Le concept de droit à la ville de Henri Lefebvre explique, à sa manière, la situation des adolescentes qui, dans l’espace public, semblent « avoir le mauvais âge, être du mauvais genre et être à la mauvaise place 6». Agir pour favoriser la présence des adolescentes dans l’espace public passe non seulement par la consultation des adolescentes sur leurs besoins spécifiques (et pas juste sur des questions de sécurité!) à diverses échelles politiques et géographiques dans la ville, mais plus ambitieusement, par leur participation dans les processus de développement des espaces publics (leur permettre l’exercice de la citoyenneté !). L’objectif : rendre la présence des filles dans les parcs légitime, tant aux yeux des pouvoirs publics, des aménagistes que des citoyen- ne-s. Cela nécessite une sensibilisation colossale de toutes et de tous aux pratiques et besoins divers des jeunes, des femmes… des adolescentes !
- Voir la campagne D’elles à élues de l’Union des municipalités du Québec.
- Tummers, 2015. Stéréotypes de genre dans la pratique de l’urbanisme. Travail, genre et sociétés 1 (33): 67-83.
- En collaboration avec Tryspaces, la Maison des jeunes Desjardins de Pointe- aux-Trembles, le Conseil jeunesse de Montréal et S.-M. Cossette et N. Boucher, Soumis. Les adolescentes, tacticiennes de l’espace public.

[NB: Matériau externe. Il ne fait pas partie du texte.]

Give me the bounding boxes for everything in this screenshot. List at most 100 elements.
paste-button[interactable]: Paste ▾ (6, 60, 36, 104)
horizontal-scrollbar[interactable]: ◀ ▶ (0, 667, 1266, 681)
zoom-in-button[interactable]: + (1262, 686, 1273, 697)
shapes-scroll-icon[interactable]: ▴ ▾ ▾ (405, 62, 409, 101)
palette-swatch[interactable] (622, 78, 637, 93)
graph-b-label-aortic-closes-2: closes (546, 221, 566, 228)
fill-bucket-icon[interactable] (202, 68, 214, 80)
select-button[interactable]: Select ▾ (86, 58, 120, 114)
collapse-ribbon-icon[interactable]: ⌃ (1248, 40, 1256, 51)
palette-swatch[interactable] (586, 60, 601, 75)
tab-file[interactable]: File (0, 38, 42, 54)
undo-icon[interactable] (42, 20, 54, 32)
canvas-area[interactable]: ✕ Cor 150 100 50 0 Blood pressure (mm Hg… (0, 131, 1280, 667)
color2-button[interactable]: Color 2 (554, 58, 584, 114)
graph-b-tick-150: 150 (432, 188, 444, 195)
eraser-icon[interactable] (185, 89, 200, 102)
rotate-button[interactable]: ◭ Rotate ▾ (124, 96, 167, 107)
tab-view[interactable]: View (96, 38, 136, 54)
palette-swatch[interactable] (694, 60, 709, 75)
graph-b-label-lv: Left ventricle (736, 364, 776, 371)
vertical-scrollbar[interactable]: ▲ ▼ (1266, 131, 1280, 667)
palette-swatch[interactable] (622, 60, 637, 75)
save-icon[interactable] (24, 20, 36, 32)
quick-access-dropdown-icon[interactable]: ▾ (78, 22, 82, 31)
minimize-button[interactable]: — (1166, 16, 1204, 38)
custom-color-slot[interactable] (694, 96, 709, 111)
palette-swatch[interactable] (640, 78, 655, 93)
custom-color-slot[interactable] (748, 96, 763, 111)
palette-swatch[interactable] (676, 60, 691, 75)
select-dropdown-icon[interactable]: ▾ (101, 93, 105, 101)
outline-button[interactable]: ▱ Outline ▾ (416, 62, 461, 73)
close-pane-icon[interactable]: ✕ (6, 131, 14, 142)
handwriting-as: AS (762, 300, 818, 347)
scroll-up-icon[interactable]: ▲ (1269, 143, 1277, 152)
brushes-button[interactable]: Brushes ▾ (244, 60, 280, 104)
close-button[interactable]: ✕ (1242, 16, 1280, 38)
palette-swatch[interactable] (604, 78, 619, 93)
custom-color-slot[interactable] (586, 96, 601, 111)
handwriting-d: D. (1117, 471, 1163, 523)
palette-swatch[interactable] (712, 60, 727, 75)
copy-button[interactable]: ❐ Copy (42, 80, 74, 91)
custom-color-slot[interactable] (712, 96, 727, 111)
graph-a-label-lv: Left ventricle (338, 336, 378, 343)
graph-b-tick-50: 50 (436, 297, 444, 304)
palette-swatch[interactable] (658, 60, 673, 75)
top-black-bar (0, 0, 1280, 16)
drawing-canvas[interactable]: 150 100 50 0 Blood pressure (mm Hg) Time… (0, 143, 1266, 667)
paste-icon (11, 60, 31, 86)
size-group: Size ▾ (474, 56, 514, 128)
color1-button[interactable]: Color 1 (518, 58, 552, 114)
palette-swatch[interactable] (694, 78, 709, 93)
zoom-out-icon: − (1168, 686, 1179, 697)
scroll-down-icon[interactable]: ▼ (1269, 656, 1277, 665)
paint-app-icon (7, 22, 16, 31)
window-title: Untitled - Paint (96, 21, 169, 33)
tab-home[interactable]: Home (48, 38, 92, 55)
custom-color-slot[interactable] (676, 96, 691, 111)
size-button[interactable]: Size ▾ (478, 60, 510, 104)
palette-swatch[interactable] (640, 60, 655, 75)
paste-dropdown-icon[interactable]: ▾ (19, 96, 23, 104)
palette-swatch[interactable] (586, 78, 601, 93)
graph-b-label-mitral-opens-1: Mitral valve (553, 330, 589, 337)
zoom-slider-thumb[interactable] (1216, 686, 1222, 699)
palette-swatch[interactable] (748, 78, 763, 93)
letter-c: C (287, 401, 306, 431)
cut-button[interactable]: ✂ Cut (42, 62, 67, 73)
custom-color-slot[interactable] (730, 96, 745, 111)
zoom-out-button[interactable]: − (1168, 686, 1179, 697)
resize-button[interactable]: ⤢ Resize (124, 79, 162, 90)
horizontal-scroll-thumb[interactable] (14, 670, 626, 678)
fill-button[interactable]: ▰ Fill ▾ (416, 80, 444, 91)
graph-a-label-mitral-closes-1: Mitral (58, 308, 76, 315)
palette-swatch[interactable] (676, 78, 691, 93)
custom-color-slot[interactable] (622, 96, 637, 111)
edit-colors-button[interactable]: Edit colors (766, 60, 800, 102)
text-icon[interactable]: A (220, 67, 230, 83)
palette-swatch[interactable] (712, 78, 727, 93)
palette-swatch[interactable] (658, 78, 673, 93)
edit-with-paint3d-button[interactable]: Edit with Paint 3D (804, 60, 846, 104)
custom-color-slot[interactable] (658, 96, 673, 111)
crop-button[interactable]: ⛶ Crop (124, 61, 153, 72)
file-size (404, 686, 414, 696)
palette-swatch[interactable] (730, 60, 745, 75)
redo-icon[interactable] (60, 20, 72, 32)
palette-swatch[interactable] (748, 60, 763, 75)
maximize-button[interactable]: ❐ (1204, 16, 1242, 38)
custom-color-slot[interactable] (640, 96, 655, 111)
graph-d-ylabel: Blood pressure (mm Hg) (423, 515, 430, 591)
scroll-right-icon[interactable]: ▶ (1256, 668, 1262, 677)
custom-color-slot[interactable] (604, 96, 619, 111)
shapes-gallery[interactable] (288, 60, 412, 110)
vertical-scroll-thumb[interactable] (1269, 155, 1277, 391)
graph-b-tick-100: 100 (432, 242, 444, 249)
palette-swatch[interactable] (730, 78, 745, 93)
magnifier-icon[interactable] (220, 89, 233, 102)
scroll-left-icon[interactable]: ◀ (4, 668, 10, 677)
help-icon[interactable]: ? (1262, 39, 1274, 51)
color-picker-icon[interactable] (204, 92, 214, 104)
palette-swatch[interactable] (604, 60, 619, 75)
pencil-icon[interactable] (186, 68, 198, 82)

Usages engagés et expériences transgressives des adolescentes dans les parcs de Pointe-aux-Trembles (Montréal). Revue canadienne de recherches urbaines.
- Comme proposé par le projet de balançoires lumineuses Swing Time (Höweler + Yoon) à Boston.
- Skelton (2000). « Nothing to do, nowhere to go? Teenage girls and public space in the Rhondda Valleys, South Wales ». Dans Children’s geographies: Playing, living, learning, édité par S. Halloway et G. Valentine, London, Routledge p.69.